【文献】人工呼吸器患者においてプロポフォールはミダゾラムより腎関連アウトカム,死亡率が良好
■2カ月前のものですが,腎機能に着眼点を置いたICU人工呼吸器患者の鎮静剤の比較論文を紹介します.傾向スコアマッチング解析を用いた大規模研究で,プロポフォールがミダゾラムよりも腎アウトカムが良好で,死亡率も有意に低いという結果であり,近年のミダゾラムよりプロポフォールの方が好ましいという流れを支持するものです.ただ,マッチングしているとはいえ,ミダゾラムが使用された患者は循環動態が芳しくないためプロポフォールを回避されたというバイアスがある可能性もあります.

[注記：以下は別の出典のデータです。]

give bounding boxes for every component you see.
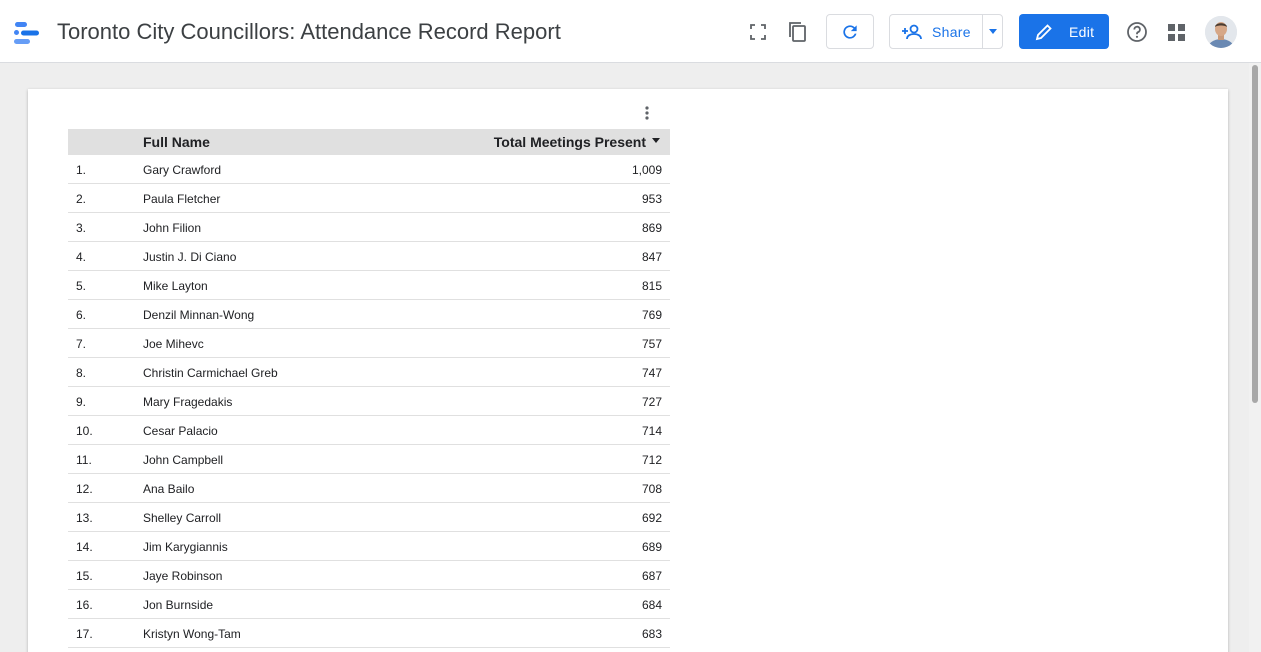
table-row[interactable]: 1. Gary Crawford 1,009 xyxy=(68,155,670,184)
councillor-name: Shelley Carroll xyxy=(143,511,222,525)
councillor-name: John Campbell xyxy=(143,453,224,467)
table-row[interactable]: 11. John Campbell 712 xyxy=(68,445,670,474)
row-index: 16. xyxy=(76,598,93,612)
refresh-icon xyxy=(843,24,857,39)
table-row[interactable]: 6. Denzil Minnan-Wong 769 xyxy=(68,300,670,329)
row-index: 11. xyxy=(76,453,92,467)
councillor-name: Christin Carmichael Greb xyxy=(143,366,278,380)
row-index: 4. xyxy=(76,250,87,264)
report-page: Full Name Total Meetings Present 1. Gary … xyxy=(28,89,1228,652)
councillor-name: Mike Layton xyxy=(143,279,208,293)
councillor-name: Joe Mihevc xyxy=(143,337,204,351)
avatar[interactable] xyxy=(1205,16,1237,48)
table-row[interactable]: 5. Mike Layton 815 xyxy=(68,271,670,300)
meetings-present-value: 747 xyxy=(641,366,662,380)
meetings-present-value: 727 xyxy=(641,395,662,409)
councillor-name: John Filion xyxy=(143,221,202,235)
meetings-present-value: 847 xyxy=(641,250,662,264)
table-header: Full Name Total Meetings Present xyxy=(68,129,670,155)
table-row[interactable]: 7. Joe Mihevc 757 xyxy=(68,329,670,358)
edit-label: Edit xyxy=(1069,23,1095,40)
share-label: Share xyxy=(932,23,971,40)
councillor-name: Ana Bailo xyxy=(143,482,195,496)
row-index: 12. xyxy=(76,482,93,496)
councillor-name: Jim Karygiannis xyxy=(143,540,228,554)
table-row[interactable]: 9. Mary Fragedakis 727 xyxy=(68,387,670,416)
looker-studio-logo-icon[interactable] xyxy=(13,20,43,46)
table-row[interactable]: 13. Shelley Carroll 692 xyxy=(68,503,670,532)
vertical-scrollbar[interactable] xyxy=(1249,63,1261,652)
meetings-present-value: 869 xyxy=(641,221,662,235)
meetings-present-value: 757 xyxy=(641,337,662,351)
meetings-present-value: 684 xyxy=(641,598,662,612)
apps-grid-icon[interactable] xyxy=(1164,20,1188,44)
column-header-total-meetings[interactable]: Total Meetings Present xyxy=(493,134,646,150)
table-row[interactable]: 3. John Filion 869 xyxy=(68,213,670,242)
share-button-group: Share xyxy=(889,14,1003,49)
table-row[interactable]: 2. Paula Fletcher 953 xyxy=(68,184,670,213)
meetings-present-value: 692 xyxy=(641,511,662,525)
report-title: Toronto City Councillors: Attendance Rec… xyxy=(57,19,561,44)
more-vert-icon[interactable] xyxy=(637,103,657,123)
councillor-name: Jon Burnside xyxy=(143,598,214,612)
share-options-dropdown[interactable] xyxy=(983,15,1002,48)
meetings-present-value: 769 xyxy=(641,308,662,322)
row-index: 17. xyxy=(76,627,93,641)
row-index: 9. xyxy=(76,395,87,409)
meetings-present-value: 714 xyxy=(641,424,662,438)
refresh-button[interactable] xyxy=(826,14,874,49)
column-header-full-name[interactable]: Full Name xyxy=(143,134,210,150)
attendance-table: Full Name Total Meetings Present 1. Gary … xyxy=(68,129,670,648)
councillor-name: Cesar Palacio xyxy=(143,424,218,438)
councillor-name: Gary Crawford xyxy=(143,163,222,177)
councillor-name: Denzil Minnan-Wong xyxy=(143,308,255,322)
meetings-present-value: 687 xyxy=(641,569,662,583)
row-index: 2. xyxy=(76,192,87,206)
meetings-present-value: 712 xyxy=(641,453,662,467)
table-row[interactable]: 8. Christin Carmichael Greb 747 xyxy=(68,358,670,387)
table-row[interactable]: 16. Jon Burnside 684 xyxy=(68,590,670,619)
row-index: 14. xyxy=(76,540,93,554)
copy-icon[interactable] xyxy=(785,19,809,45)
table-row[interactable]: 15. Jaye Robinson 687 xyxy=(68,561,670,590)
row-index: 13. xyxy=(76,511,93,525)
share-button[interactable]: Share xyxy=(890,15,983,48)
fullscreen-icon[interactable] xyxy=(746,20,770,44)
row-index: 10. xyxy=(76,424,93,438)
councillor-name: Jaye Robinson xyxy=(143,569,223,583)
chevron-down-icon xyxy=(988,29,997,34)
meetings-present-value: 683 xyxy=(641,627,662,641)
row-index: 3. xyxy=(76,221,87,235)
row-index: 15. xyxy=(76,569,93,583)
scrollbar-thumb[interactable] xyxy=(1252,65,1258,403)
councillor-name: Justin J. Di Ciano xyxy=(143,250,237,264)
row-index: 8. xyxy=(76,366,87,380)
table-row[interactable]: 4. Justin J. Di Ciano 847 xyxy=(68,242,670,271)
councillor-name: Paula Fletcher xyxy=(143,192,221,206)
row-index: 6. xyxy=(76,308,87,322)
row-index: 7. xyxy=(76,337,87,351)
table-row[interactable]: 17. Kristyn Wong-Tam 683 xyxy=(68,619,670,648)
pencil-icon xyxy=(1035,23,1052,40)
row-index: 5. xyxy=(76,279,87,293)
table-row[interactable]: 12. Ana Bailo 708 xyxy=(68,474,670,503)
table-row[interactable]: 14. Jim Karygiannis 689 xyxy=(68,532,670,561)
report-canvas: Full Name Total Meetings Present 1. Gary … xyxy=(0,63,1249,652)
table-body: 1. Gary Crawford 1,009 2. Paula Fletcher 953 3… xyxy=(68,155,670,648)
councillor-name: Mary Fragedakis xyxy=(143,395,233,409)
person-add-icon xyxy=(902,24,922,39)
meetings-present-value: 953 xyxy=(641,192,662,206)
meetings-present-value: 689 xyxy=(641,540,662,554)
meetings-present-value: 708 xyxy=(641,482,662,496)
help-icon[interactable] xyxy=(1125,20,1149,44)
meetings-present-value: 1,009 xyxy=(631,163,662,177)
top-bar: Toronto City Councillors: Attendance Rec… xyxy=(0,0,1261,63)
table-row[interactable]: 10. Cesar Palacio 714 xyxy=(68,416,670,445)
councillor-name: Kristyn Wong-Tam xyxy=(143,627,241,641)
meetings-present-value: 815 xyxy=(641,279,662,293)
sort-descending-icon[interactable] xyxy=(652,138,660,143)
row-index: 1. xyxy=(76,163,87,177)
edit-button[interactable]: Edit xyxy=(1019,14,1109,49)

プロポフォールまたはミダゾラムの投与を受けた重症疾患患者の腎臓の予後
Leite TT, Macedo E, Martins Ida S, et al. Renal Outcomes in Critically Ill Patients Receiving Propofol or Midazolam. Clin J Am Soc Nephrol. 2015 Nov 6;10(11):1937-45
PMID:26342046
Abstract
【背 景】
プロポフォールは経験的に腎虚血再灌流傷害に対する保護効果を有することが示されてきているが,心臓手術患者での臨床エビデンスは限られている.重症疾患患者におけるプロポフォールと乏尿やAKI(急性腎傷害)との関連性についてのデータはない.
【方 法】
Multiparameter Intelligent Monitoring in Intensive Care IIデータベース(2001-2008年)からデータを得た.患者選択基準は,初回の集中治療室(ICU)に入室した,人工呼吸器を必要とし,プロポフォールまたはミダゾラムの投与を受けた成人患者とした.傾向スコア(Propensity score)解析(1:1)を用い,腎関連アウトカム(AKI,乏尿,累積体液バランス,RRTの必要度)はICU滞在の最初の7日間で評価した.
【結 果】
1396のプロポフォール/ミダゾラムのマッチングした患者が登録された.最初のICU7日間におけるAKIはミダゾラム群に比してプロポフォール群の方が有意に低かった(55.0% vs 67.3%, p<0.001).プロポフォールは尿量(45.0% vs 55.7%, p<0.001)や血清クレアチニン基準(28.8% vs 37.2%, p=0.001)のいずれの基準を用いても低いAKI発生に関連していたプロポフォール群は乏尿(<400mL/日)の頻度が少なく(12.4% vs 19.6%, p=0.001),利尿薬の使用頻度が少なかった(8.5% vs 14.3%, p=0.001).加えて,ICU在室の最初の7日間において,プロポフォール群は体重の5%超の累積体液バランスへの到達頻度が少なかった(50.1% vs 58.3%, p=0.01).ICU在室の最初の7日間でのRRTの必要度もプロポフォール群で少なかった(3.4%vs 5.9%, p=0.03).ICU死亡はプロポフォール群が低かった(14.6% vs 29.7%, p<0.001).
【結 論】
本大規模傾向スコアマッチングのICU患者集団において,プロポフォールで治療された患者はAKI,輸液関連合併症,RRTを必要とするリスクが低かった.